Quality R&D Operations Drug Substance Director
GSK · King of Prussia, PA · 1 wk ago
ProductFull-time
Responsibilities
- Lead quality oversight for drug substance development activities, ensuring compliance with current Good Manufacturing Practices and regulatory expectations.
- Own inspection readiness and respond to regulatory questions and observations with timely, clear technical responses.
- Manage a team of quality and compliance professionals.
- Set objectives, coach, and develop people to build capability and resilience.
- Drive quality systems and processes for R&D drug substance workstreams, including change control, deviation management, CAPA, and risk assessments.
- Support supplier and contract manufacturing oversight, audits, and qualification for drug substance-related activities.

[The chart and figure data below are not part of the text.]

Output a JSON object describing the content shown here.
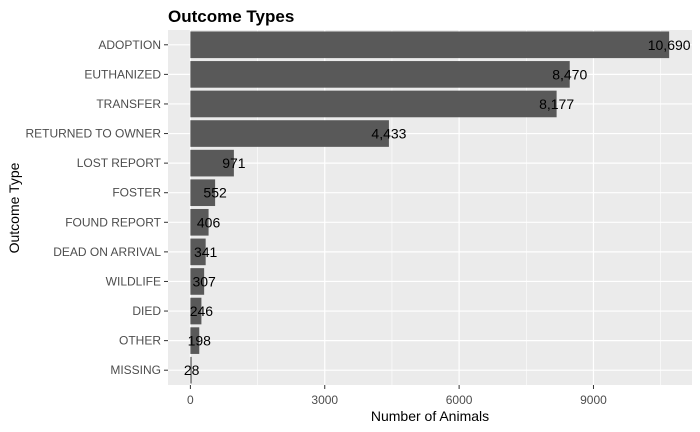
{
  "chart_data": {
    "type": "bar",
    "orientation": "horizontal",
    "title": "Outcome Types",
    "xlabel": "Number of Animals",
    "ylabel": "Outcome Type",
    "categories": [
      "ADOPTION",
      "EUTHANIZED",
      "TRANSFER",
      "RETURNED TO OWNER",
      "LOST REPORT",
      "FOSTER",
      "FOUND REPORT",
      "DEAD ON ARRIVAL",
      "WILDLIFE",
      "DIED",
      "OTHER",
      "MISSING"
    ],
    "values": [
      10690,
      8470,
      8177,
      4433,
      971,
      552,
      406,
      341,
      307,
      246,
      198,
      28
    ],
    "data_labels": [
      "10,690",
      "8,470",
      "8,177",
      "4,433",
      "971",
      "552",
      "406",
      "341",
      "307",
      "246",
      "198",
      "28"
    ],
    "x_ticks": [
      0,
      3000,
      6000,
      9000
    ],
    "x_tick_labels": [
      "0",
      "3000",
      "6000",
      "9000"
    ],
    "xlim": [
      -500,
      11200
    ],
    "grid": true,
    "legend": "none",
    "colors": {
      "bar": "#595959",
      "panel": "#ebebeb",
      "grid_major": "#ffffff"
    }
  }
}
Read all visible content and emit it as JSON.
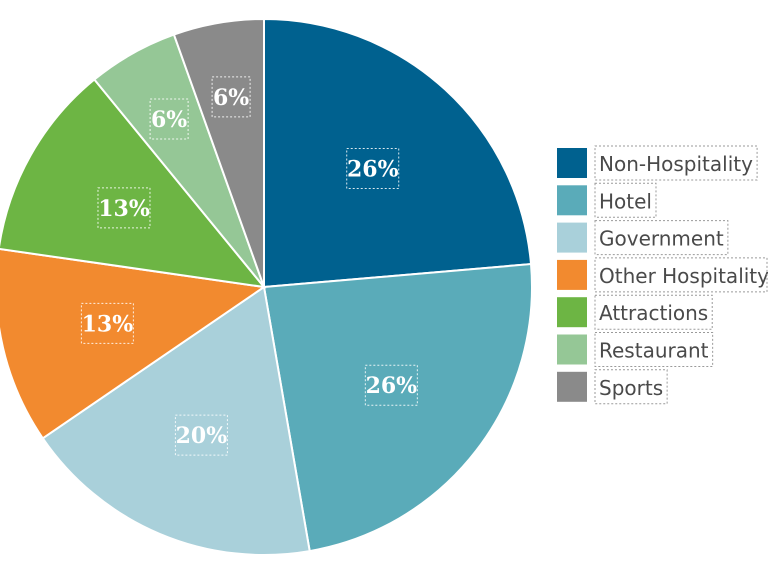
{
  "chart_data": {
    "type": "pie",
    "title": "",
    "legend_position": "right",
    "slices": [
      {
        "name": "Non-Hospitality",
        "label": "26%",
        "value": 26,
        "color": "#00618f"
      },
      {
        "name": "Hotel",
        "label": "26%",
        "value": 26,
        "color": "#5aabb9"
      },
      {
        "name": "Government",
        "label": "20%",
        "value": 20,
        "color": "#a9d0da"
      },
      {
        "name": "Other Hospitality",
        "label": "13%",
        "value": 13,
        "color": "#f28a2f"
      },
      {
        "name": "Attractions",
        "label": "13%",
        "value": 13,
        "color": "#6db544"
      },
      {
        "name": "Restaurant",
        "label": "6%",
        "value": 6,
        "color": "#95c796"
      },
      {
        "name": "Sports",
        "label": "6%",
        "value": 6,
        "color": "#8a8a8a"
      }
    ]
  }
}
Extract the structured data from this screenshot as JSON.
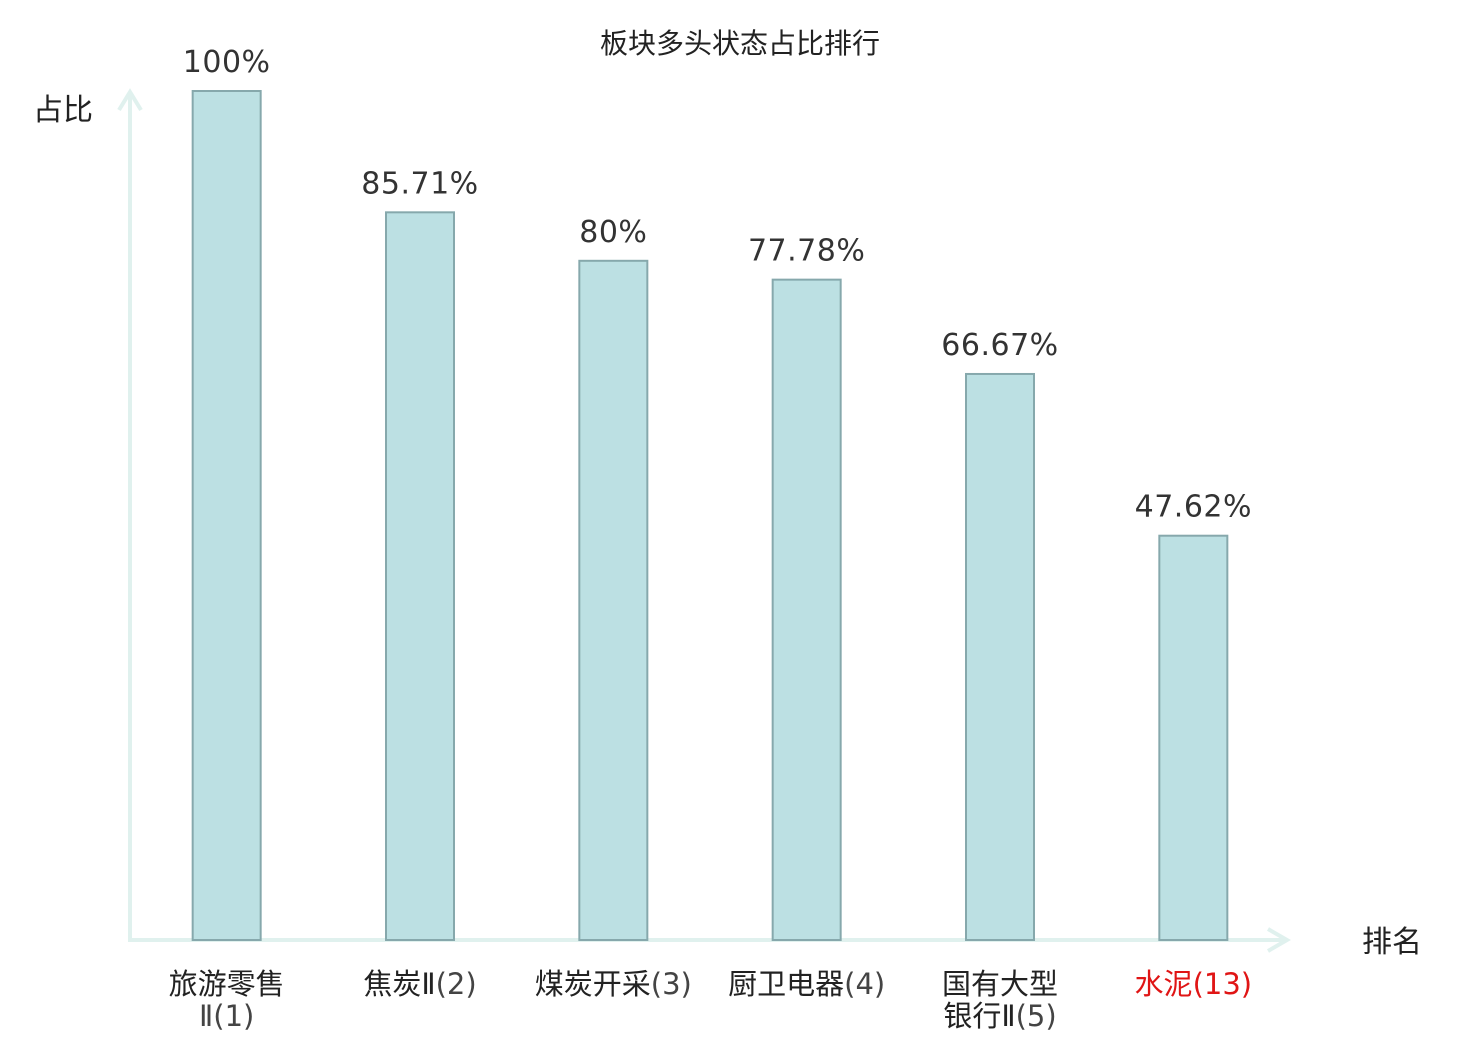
{
  "chart_data": {
    "type": "bar",
    "title": "板块多头状态占比排行",
    "ylabel": "占比",
    "xlabel": "排名",
    "ylim": [
      0,
      100
    ],
    "grid": false,
    "legend": "none",
    "categories": [
      {
        "name_lines": [
          "旅游零售"
        ],
        "suffix_line": "Ⅱ(1)",
        "highlight": false
      },
      {
        "name_lines": [
          "焦炭Ⅱ"
        ],
        "suffix_inline": "(2)",
        "highlight": false
      },
      {
        "name_lines": [
          "煤炭开采"
        ],
        "suffix_inline": "(3)",
        "highlight": false
      },
      {
        "name_lines": [
          "厨卫电器"
        ],
        "suffix_inline": "(4)",
        "highlight": false
      },
      {
        "name_lines": [
          "国有大型",
          "银行Ⅱ"
        ],
        "suffix_inline": "(5)",
        "highlight": false
      },
      {
        "name_lines": [
          "水泥"
        ],
        "suffix_inline": "(13)",
        "highlight": true
      }
    ],
    "values": [
      100,
      85.71,
      80,
      77.78,
      66.67,
      47.62
    ],
    "value_labels": [
      "100%",
      "85.71%",
      "80%",
      "77.78%",
      "66.67%",
      "47.62%"
    ],
    "colors": {
      "bar_fill": "#bce0e3",
      "bar_stroke": "#86a8ac",
      "axis": "#e0f1ee",
      "text": "#222222",
      "suffix_text": "#444444",
      "highlight_text": "#e01515"
    }
  }
}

- Partner with cross-functional teams to enable product development milestones and timely release of clinical materials.
Qualifications
- Bachelor’s degree in a scientific or engineering discipline.
- 10 or more years of experience in Quality roles in a highly regulated environment (EMA/ FDA/ MHRA).
- 5 years or more of experience in quality management roles for manufacturing operations.
- 8 or more years of experience in pharmaceutical quality, R&D quality, or related roles.
- Experience with cGMP and US regulatory requirements (FDA) in a development or manufacturing environment.
- Prior experience in inspection readiness and regulatory inspections.
- 5 or more years leading direct reports, including coaching and performance management.
- Experience working with third-party suppliers or contract manufacturing organizations.